Login • Lupa Password | Daftar segera dan nikmati pemasangan iklan baris secara gratis! |
Medanbisnisdaily.com-Jakarta. Data statistik utang luar negeri Indonesia (SULNI) menunjukkan utang luar negeri (ULN) swasta tercatat US$ 197,1 miliar atau setara dengan Rp 2.818,5 triliun (kurs Rp 14.300) tumbuh 12,8% dibandingkan kuartal sebelumnya.
Menanggapi hal tersebut Ekonom INDEF, Bhima Yudhistira Adhinegara menjelaskan kenaikan ULN swasta juga hal yang perlu dicermati. Hal ini terjadi karena meningkatnya kebutuhan untuk refinancing atau pembayaran utang jatuh tempo dan bunga khususnya pada badan usaha milik negara (BUMN).

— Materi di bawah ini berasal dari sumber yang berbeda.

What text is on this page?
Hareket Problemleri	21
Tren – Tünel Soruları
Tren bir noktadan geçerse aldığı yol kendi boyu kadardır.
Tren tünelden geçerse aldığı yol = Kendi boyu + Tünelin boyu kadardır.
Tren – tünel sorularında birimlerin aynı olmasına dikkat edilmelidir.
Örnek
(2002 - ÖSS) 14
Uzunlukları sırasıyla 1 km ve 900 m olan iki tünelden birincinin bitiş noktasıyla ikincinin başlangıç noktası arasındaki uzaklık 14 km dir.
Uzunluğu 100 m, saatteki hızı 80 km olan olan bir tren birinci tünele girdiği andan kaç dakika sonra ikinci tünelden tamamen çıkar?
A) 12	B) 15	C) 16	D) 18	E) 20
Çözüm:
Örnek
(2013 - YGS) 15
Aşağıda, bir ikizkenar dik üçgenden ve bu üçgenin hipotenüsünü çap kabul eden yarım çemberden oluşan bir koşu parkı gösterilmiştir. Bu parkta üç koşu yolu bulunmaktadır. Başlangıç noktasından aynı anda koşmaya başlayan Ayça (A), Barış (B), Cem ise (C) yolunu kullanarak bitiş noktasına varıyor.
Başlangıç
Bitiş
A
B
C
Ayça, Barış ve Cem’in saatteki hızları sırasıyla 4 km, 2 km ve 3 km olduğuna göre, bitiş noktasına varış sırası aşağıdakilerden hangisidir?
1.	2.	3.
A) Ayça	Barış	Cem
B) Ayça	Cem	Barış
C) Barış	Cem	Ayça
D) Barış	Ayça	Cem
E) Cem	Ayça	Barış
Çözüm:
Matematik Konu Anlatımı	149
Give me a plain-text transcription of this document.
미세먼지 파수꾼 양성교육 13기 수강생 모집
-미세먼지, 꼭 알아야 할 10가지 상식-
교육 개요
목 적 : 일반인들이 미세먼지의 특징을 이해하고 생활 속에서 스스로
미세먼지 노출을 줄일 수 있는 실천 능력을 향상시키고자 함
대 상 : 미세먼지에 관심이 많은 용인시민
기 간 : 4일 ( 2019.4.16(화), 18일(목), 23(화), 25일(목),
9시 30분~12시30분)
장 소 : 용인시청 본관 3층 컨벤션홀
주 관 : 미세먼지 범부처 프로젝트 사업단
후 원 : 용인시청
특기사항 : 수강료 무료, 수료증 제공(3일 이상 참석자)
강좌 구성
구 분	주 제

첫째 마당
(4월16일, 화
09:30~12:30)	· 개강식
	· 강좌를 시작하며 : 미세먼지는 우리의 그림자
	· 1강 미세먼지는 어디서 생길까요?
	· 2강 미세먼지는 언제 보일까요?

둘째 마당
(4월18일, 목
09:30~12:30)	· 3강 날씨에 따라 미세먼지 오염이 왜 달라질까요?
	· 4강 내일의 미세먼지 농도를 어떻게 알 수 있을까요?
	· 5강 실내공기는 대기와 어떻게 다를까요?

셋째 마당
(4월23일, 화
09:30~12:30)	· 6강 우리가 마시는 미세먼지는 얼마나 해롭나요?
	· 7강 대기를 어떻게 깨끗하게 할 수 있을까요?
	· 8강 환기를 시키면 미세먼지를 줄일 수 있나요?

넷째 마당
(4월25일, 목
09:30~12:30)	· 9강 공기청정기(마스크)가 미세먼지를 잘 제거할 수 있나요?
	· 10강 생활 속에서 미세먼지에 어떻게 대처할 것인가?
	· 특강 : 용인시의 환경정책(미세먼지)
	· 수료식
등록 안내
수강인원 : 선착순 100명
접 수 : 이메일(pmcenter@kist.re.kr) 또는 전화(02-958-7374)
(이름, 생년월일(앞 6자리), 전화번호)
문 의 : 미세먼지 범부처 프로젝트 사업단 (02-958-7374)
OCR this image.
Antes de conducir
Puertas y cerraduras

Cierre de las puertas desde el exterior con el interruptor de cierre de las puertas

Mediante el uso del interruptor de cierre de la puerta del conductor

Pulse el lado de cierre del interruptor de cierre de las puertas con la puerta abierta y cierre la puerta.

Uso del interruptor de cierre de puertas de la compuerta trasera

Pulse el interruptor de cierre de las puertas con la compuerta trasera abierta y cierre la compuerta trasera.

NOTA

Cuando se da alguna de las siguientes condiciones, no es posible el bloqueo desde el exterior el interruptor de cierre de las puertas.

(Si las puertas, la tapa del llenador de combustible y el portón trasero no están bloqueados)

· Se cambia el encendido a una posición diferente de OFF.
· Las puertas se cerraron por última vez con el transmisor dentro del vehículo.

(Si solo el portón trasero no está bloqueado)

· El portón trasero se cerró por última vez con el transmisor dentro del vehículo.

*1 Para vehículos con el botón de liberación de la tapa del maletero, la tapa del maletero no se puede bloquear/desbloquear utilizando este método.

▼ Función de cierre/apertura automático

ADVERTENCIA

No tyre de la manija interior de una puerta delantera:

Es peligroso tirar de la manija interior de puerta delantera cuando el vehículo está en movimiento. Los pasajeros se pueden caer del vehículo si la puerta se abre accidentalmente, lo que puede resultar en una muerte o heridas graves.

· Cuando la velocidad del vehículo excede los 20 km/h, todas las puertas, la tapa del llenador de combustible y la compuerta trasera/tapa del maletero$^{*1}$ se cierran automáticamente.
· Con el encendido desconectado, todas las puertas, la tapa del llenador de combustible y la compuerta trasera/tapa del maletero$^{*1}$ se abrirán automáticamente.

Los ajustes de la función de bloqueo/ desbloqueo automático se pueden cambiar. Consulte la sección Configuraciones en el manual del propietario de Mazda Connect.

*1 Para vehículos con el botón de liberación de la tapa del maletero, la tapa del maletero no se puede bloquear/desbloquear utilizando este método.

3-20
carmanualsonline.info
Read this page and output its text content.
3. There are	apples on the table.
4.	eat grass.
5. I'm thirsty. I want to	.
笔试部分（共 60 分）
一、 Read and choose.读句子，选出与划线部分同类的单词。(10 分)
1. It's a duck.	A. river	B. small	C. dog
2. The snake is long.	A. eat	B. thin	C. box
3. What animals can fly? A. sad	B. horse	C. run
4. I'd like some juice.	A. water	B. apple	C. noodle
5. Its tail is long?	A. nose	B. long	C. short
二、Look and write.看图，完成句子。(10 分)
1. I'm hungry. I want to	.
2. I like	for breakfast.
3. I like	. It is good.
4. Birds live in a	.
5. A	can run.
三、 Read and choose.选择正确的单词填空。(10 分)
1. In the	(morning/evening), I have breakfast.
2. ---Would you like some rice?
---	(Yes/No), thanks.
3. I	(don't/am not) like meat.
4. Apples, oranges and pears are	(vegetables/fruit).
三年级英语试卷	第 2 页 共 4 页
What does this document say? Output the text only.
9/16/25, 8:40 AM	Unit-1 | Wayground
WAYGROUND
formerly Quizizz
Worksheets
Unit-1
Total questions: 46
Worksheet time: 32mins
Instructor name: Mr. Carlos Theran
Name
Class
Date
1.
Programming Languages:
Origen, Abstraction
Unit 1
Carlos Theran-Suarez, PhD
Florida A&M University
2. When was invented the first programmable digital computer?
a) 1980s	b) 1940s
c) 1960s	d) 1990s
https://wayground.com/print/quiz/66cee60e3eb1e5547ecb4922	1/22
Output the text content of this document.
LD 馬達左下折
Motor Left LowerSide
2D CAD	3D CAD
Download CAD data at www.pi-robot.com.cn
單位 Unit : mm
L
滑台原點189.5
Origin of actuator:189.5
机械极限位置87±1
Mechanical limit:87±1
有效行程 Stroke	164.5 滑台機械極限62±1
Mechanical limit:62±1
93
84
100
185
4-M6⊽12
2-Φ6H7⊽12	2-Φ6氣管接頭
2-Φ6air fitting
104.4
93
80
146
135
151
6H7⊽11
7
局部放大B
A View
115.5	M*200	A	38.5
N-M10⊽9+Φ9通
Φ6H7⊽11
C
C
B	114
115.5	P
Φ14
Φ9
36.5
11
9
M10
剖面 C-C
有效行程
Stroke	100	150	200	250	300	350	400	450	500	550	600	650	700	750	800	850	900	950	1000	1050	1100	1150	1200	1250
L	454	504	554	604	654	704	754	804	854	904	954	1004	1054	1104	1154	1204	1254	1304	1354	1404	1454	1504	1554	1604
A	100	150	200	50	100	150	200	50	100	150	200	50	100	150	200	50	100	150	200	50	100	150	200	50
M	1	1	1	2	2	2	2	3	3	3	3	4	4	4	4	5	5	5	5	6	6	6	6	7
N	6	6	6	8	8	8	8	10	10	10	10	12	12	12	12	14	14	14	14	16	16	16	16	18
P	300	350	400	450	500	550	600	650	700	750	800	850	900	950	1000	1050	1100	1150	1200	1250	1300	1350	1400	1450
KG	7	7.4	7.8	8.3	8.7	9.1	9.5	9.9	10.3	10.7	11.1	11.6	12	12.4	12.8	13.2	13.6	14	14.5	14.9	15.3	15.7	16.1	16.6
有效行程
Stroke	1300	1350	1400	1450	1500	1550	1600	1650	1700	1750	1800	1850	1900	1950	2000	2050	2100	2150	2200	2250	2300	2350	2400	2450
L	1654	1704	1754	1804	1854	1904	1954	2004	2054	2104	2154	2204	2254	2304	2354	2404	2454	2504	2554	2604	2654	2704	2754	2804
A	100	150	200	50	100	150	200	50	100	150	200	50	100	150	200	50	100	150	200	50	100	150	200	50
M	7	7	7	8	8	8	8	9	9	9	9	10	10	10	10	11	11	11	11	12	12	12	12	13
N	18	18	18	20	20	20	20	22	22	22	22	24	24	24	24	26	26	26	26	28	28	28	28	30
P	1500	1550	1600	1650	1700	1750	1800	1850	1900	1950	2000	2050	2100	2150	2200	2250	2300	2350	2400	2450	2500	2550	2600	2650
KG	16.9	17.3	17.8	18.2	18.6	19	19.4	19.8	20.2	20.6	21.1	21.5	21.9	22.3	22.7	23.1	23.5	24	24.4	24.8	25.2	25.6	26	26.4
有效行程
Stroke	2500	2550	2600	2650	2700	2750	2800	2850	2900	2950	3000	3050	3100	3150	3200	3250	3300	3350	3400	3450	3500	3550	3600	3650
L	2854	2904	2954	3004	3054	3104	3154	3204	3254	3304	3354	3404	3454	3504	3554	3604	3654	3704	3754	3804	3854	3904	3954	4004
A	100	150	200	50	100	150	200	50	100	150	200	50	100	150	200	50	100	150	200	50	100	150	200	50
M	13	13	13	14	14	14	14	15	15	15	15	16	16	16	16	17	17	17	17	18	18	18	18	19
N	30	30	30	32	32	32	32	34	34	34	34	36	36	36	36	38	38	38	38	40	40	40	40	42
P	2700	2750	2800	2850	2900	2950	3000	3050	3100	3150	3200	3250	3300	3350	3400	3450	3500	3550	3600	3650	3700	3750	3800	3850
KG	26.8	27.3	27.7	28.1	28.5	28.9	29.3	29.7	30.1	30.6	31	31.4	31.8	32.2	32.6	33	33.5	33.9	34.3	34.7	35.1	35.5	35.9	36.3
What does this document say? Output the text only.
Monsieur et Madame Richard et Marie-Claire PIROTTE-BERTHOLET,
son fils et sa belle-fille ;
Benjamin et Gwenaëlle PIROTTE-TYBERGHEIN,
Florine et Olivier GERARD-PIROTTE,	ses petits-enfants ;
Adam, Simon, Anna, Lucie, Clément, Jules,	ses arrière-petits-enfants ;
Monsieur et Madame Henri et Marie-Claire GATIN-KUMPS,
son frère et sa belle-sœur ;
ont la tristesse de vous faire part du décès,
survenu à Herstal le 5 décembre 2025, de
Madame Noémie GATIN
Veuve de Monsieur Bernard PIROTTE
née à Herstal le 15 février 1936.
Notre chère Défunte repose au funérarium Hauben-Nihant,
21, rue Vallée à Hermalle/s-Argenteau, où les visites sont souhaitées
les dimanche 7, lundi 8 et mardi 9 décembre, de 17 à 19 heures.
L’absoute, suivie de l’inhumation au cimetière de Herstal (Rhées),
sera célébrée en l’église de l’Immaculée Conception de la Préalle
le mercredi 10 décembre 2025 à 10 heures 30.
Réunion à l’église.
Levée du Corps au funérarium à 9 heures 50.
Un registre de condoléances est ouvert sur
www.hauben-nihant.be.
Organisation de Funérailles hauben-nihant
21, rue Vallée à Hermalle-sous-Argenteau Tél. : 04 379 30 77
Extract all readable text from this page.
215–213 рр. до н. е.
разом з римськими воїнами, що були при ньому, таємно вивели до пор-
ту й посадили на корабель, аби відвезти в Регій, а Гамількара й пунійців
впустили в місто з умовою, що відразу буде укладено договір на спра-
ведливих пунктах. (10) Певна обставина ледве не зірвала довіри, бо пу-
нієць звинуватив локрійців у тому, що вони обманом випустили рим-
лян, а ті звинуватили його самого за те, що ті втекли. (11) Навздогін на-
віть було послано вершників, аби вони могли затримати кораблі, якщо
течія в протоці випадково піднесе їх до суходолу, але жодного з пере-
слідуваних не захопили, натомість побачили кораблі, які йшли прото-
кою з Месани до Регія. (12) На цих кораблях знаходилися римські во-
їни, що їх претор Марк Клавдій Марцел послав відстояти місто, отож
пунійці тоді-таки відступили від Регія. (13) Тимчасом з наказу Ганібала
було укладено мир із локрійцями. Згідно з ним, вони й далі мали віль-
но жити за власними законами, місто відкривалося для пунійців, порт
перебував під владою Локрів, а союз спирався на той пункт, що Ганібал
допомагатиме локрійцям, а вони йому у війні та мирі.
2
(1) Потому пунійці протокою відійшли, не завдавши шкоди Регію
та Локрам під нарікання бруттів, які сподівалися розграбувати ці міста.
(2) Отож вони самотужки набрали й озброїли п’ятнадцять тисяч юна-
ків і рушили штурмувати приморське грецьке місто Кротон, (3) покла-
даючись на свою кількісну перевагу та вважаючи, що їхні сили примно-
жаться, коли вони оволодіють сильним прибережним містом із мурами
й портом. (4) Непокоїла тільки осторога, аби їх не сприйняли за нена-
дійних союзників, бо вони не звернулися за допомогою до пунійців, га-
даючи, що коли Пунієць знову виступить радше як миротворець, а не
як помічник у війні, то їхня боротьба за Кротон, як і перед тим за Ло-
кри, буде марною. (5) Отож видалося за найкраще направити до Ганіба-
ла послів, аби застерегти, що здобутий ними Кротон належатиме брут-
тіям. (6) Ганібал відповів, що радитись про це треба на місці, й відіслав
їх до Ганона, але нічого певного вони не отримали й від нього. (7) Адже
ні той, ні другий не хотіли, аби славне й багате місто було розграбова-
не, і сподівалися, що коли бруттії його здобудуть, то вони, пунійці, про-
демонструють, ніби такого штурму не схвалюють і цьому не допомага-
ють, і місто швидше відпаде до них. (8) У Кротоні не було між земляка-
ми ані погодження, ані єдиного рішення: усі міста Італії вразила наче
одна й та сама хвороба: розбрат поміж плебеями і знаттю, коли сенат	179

"Sementara risiko fluktuasi kurs masih tinggi dan tertahannya bunga acuan Fed Rate membuat cost of borrowing (biaya pinjaman) makin mahal," ujar Bhima saat dihubungi, Sabtu (18/5/2019).
Dia menjelaskan, untuk mengantisipasi kemungkinan buruk akibat utang. Swasta diminta untuk mengurangi ketergantungan pada pembiayaan luar negeri. Pihak swasta harus melakukan hedging atau lindung nilai secara berkala.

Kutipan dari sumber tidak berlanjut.